Economics: Are you worried about globalisation? Are you one of those who feel that Ireland's prosperity is a deal with the devil? Unease about where free market capitalism is taking us is spreading.
That viewpoint got two outings in the past fortnight. On Wednesday of last week Joe Stiglitz came to town. As a former Clinton adviser, World Bank chief economist and Nobel Prize winner, Stiglitz has the intellectual weight of a sumo wrestler. In the past six years, he has been throwing that weight behind the most cogent criticism of the current international economic system seen since Karl Marx and Keynes.
Globalisation has failed to deliver an end to poverty in much of the world, Stiglitz says, because the playing pitch was not levelled before the game began.
A close observer of playing pitches of a different kind, rugby pundit Tom McGurk gave a strong speech to the Fianna Fáil parliamentary party think tank in Westport this week.
Teenagers bingeing on alcohol, the increase in suicide and community breakdown are the dark underside of new prosperity, he argues. From the heights of the global economy to the local community, something is going very wrong.
You don't have to agree with these views to accept that they are valid. They are different though.
Stiglitz is identifying precise problems that have clear solutions. The policies of the IMF have favoured the developed world against the interests of the underdeveloped world, he argues. So we need to democratise that institution and put more distance between it and the economic interests of the west, he proposes.
The WTO has stumbled in its efforts to liberalise trade in agriculture because agricultural lobby groups in developed countries remain powerful, he argues. So governments in rich countries need to steel their backs against opposition to reform.
Rapid growth in the populations of China and India threatens the world's environment, he warns. So we need a global structure with clout to co-ordinate policy responses and to impose sanctions or tariffs on countries like the US that don't play ball with agreed remedies.

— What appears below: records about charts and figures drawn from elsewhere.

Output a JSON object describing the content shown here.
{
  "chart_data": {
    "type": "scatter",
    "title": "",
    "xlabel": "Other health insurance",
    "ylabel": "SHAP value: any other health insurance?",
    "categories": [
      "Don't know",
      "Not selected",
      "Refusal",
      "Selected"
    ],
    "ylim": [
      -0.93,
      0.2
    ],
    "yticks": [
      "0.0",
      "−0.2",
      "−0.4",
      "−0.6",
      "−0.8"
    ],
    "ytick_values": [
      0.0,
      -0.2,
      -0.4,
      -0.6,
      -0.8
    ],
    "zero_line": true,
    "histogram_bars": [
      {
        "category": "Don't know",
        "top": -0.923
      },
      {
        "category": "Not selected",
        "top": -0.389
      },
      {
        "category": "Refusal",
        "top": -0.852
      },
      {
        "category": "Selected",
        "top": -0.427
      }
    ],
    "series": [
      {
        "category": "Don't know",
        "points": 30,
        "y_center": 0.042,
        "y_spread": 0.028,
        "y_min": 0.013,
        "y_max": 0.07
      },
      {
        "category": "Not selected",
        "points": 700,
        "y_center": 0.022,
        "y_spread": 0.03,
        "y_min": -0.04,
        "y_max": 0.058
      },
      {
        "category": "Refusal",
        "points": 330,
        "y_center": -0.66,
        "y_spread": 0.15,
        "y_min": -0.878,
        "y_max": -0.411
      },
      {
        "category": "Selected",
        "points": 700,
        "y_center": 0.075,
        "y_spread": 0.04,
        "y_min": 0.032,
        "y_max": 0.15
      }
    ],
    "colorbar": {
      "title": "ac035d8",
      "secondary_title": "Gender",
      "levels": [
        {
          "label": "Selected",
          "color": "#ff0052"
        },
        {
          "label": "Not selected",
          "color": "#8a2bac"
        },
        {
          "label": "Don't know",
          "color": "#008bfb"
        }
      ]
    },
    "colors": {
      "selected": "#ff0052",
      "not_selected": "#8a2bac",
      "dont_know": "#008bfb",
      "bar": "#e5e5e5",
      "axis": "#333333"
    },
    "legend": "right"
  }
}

Stiglitz won a Nobel Prize for work providing reasons why markets sometimes fail to make the world a better place.
That failure at a global level can lead to pollution, underinvestment and chronic poverty in very poor countries and consequent lack of education and health services.
Most countries have developed a system to tackle such market failure at national level; government. As the global economies merge the gap in global governance is getting more worrying.
McGurk's point - at least in relation to the effects of capitalism within Ireland - needs to be handled in a different way. Has the new Irish capitalism killed our humanity, our family life, our culture?
Financially liberated for the first time in Irish history, our twenty-somethings are indulging in lifestyles and cultural choices that are increasingly Anglo-American and drink centred.
Our own language is under threat from an increasingly anglicised media. Statisticians tell us that suicide is on the rise, while common experience tells us that people have less time for family, for friends and for themselves. But can we blame this on capitalism? To blame capitalism for today's social malaise is a bit like saying that laptop computers are to blame for child porn. The laptop may enable you to access child porn, but it is your morality (or lack of it) which is to blame if you do. Capitalism doesn't force us to drink too much, get divorced or commit suicide. It gives us the freedom to earn as much money as we can.
The early fathers of modern capitalism were stern Dutch and Swiss Christians who saw hard work, thrift and profit making as godly endeavours.
They favoured investment over consumption and frowned on the kind of ostentation so common in Ireland today. They fostered a culture of sobriety and integrity that laid the foundation for enduring prosperity.
No, the trouble with Ireland today is not with capitalism, but with everything else; our own value system and, partly, with government. Fun-loving Celts that we are, we have turned prosperity into a decade long party.
Just when we need them most to counterpoint our new freedoms, many in the media have told us that the family and the church can now be dispensed with.
And while telling us to be more community and family minded, the Government has failed to gear its transport and planning policies to the challenge of preserving community in a growing economy. Market forces are working well in Ireland. It is people and government who are failing. To add insult to injury, we blame our benefactor for our sins. Capitalism is not the source of our ills - it just gives us the society we deserve.
But McGurk has nonetheless come near to a big bone. There is something wrong with Irish capitalism. If the begrudgers are still with us and if envy of achievement is still rife and if some in the public sector still go on strike or take unjustified sick leave, we should resist temptation to dismiss these phenomena as diseases of a bygone age. They are symptoms, not diseases.
Inequality of opportunity remains a chronic problem as our education system deals out widely differing hands to those with hereditary advantage.
Many workers must suffer low-paid, dead-end jobs in the knowledge that their fate was written before their birth. How can we expect such workers to be anything other than resentful at the new wealth they see around them?
Inequality of opportunity in business is also absent, with barriers to entry high in many crucial sectors, particularly network industries. The truth is that Stiglitz's observation about the world economy is just as valid about our own. The playing pitch needs to be levelled in this country, both in terms of creating fair opportunity for all our children and free and fair competition in our markets.
As leader of the State's main republican party, Bertie Ahern should remember that republicanism is government of all the people for all the people, and not just the insiders in the tent of social partnership.